Losing a lot of weight is a long process.  I have a lot of experience.  I’ve lost over 100 pounds three times in thirty years.  I’m really good at losing weight, but I have always stopped short of the goal.  This time is different.  It has to be.  I’m 50 years old and I intend to make it to 100.  I don’t want a damaged, worn out body to be home base for the next 50 years.

The reason this time of change is different is because the changes are permanent and the rules are simple. Simple is best.

  1. Mental health comes first.  I take time off each week to spend a day doing something creative, something fun, or something I’ve always wanted to try.  Each morning begins with time to myself to read, meditate or write.  A mental health break can be 30 minutes of writing in a journal or 7 minutes of a sun salutation.  Keep it simple.
  2. My goals are completely within my control.  I can’t control the rate at which my body sheds pounds or inches, but I can control my approach.  My goals:
  • Exercise 4 times per week.
  • No sugar, no flour, no snacks.  I have a protocol that includes meal times and what each meal should look like.  It’s dirt simple.
  • Weigh, measure and log the food.
  • Weigh, measure and log body weight and measurements.
  • Drink water.  Lots of it.

I stopped eating gluten-containing foods six years ago when I figured out that they were making me sick.  Each time I am accidentally exposed to gluten, my resolve to never intentionally eat it again is strengthened.  Sugar, too, is toxic for me.  I can easily down a bag of jelly beans by myself.  I get twitchy walking through the candy aisle.  I can’t have “just a little.”  For me, sugar is as toxic as gluten is, yet I was still consuming it.  It’s true that consuming sugar doesn’t give me the same violent (and disgusting) symptoms that gluten does, yet, the effect of consuming sugar lead me to overeat everything else.

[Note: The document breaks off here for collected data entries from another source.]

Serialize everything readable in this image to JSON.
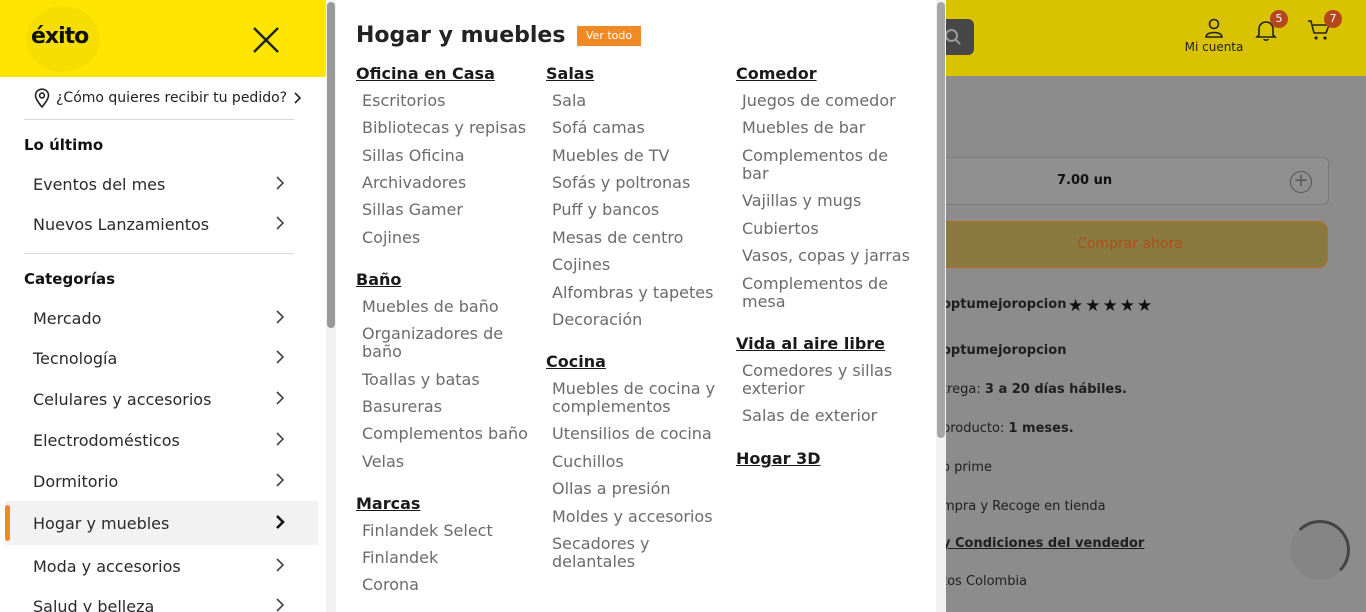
{
  "header": {
    "logo_text": "éxito",
    "account_label": "Mi cuenta",
    "notifications_count": "5",
    "cart_count": "7"
  },
  "drawer": {
    "delivery_prompt": "¿Cómo quieres recibir tu pedido?",
    "latest_title": "Lo último",
    "latest_items": [
      {
        "label": "Eventos del mes"
      },
      {
        "label": "Nuevos Lanzamientos"
      }
    ],
    "categories_title": "Categorías",
    "categories": [
      {
        "label": "Mercado"
      },
      {
        "label": "Tecnología"
      },
      {
        "label": "Celulares y accesorios"
      },
      {
        "label": "Electrodomésticos"
      },
      {
        "label": "Dormitorio"
      },
      {
        "label": "Hogar y muebles"
      },
      {
        "label": "Moda y accesorios"
      },
      {
        "label": "Salud y belleza"
      }
    ],
    "active_category": "Hogar y muebles"
  },
  "submenu": {
    "title": "Hogar y muebles",
    "see_all_label": "Ver todo",
    "col1": {
      "g1": {
        "title": "Oficina en Casa",
        "items": [
          "Escritorios",
          "Bibliotecas y repisas",
          "Sillas Oficina",
          "Archivadores",
          "Sillas Gamer",
          "Cojines"
        ]
      },
      "g2": {
        "title": "Baño",
        "items": [
          "Muebles de baño",
          "Organizadores de baño",
          "Toallas y batas",
          "Basureras",
          "Complementos baño",
          "Velas"
        ]
      },
      "g3": {
        "title": "Marcas",
        "items": [
          "Finlandek Select",
          "Finlandek",
          "Corona"
        ]
      }
    },
    "col2": {
      "g1": {
        "title": "Salas",
        "items": [
          "Sala",
          "Sofá camas",
          "Muebles de TV",
          "Sofás y poltronas",
          "Puff y bancos",
          "Mesas de centro",
          "Cojines",
          "Alfombras y tapetes",
          "Decoración"
        ]
      },
      "g2": {
        "title": "Cocina",
        "items": [
          "Muebles de cocina y complementos",
          "Utensilios de cocina",
          "Cuchillos",
          "Ollas a presión",
          "Moldes y accesorios",
          "Secadores y delantales"
        ]
      }
    },
    "col3": {
      "g1": {
        "title": "Comedor",
        "items": [
          "Juegos de comedor",
          "Muebles de bar",
          "Complementos de bar",
          "Vajillas y mugs",
          "Cubiertos",
          "Vasos, copas y jarras",
          "Complementos de mesa"
        ]
      },
      "g2": {
        "title": "Vida al aire libre",
        "items": [
          "Comedores y sillas exterior",
          "Salas de exterior"
        ]
      },
      "g3": {
        "title": "Hogar 3D"
      }
    }
  },
  "product": {
    "quantity": "7.00 un",
    "buy_label": "Comprar ahora",
    "seller_rating_name": "optumejoropcion",
    "rating_stars": 5,
    "seller_name": "optumejoropcion",
    "delivery_prefix": "trega: ",
    "delivery_value": "3 a 20 días hábiles.",
    "warranty_prefix": "producto: ",
    "warranty_value": "1 meses.",
    "prime_text": "o prime",
    "pickup_text": "mpra y Recoge en tienda",
    "terms_link": "y Condiciones del vendedor",
    "origin_text": "tos Colombia"
  },
  "colors": {
    "brand_yellow": "#ffe600",
    "accent_orange": "#f08a24"
  }
}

In the past, I would start off  with a simple approach.  As I successfully lost pounds and inches, I would add “rules.”  After a time, I would break a rule “just once.”  Having broken the rule, I would take a whole day (week, month) as a reward or simply throw in the towel.

The more complexity you add to a plan, the more likely you are to fail.  Keep it simple.

I’ve had to change my relationship with food.  Food is fuel.  Food is not entertainment.  I managed to bypass my favorite gluten-free bakery on Mother’s Day.  I had a momentary urge that simply went away.  I wasn’t as successful with the popcorn at the movie theater.  Although I indulged, my portion was far smaller than in the past.  I ate a kernel at a time instead of shoving a handful into my mouth all at once.

Right now the scale is stuck, but the tape measure and my clothing tell the true story.  All I have to do is keep it simple, trust the process and the magic will happen on its own schedule.

What’s your favorite simple strategy wen it comes to your health?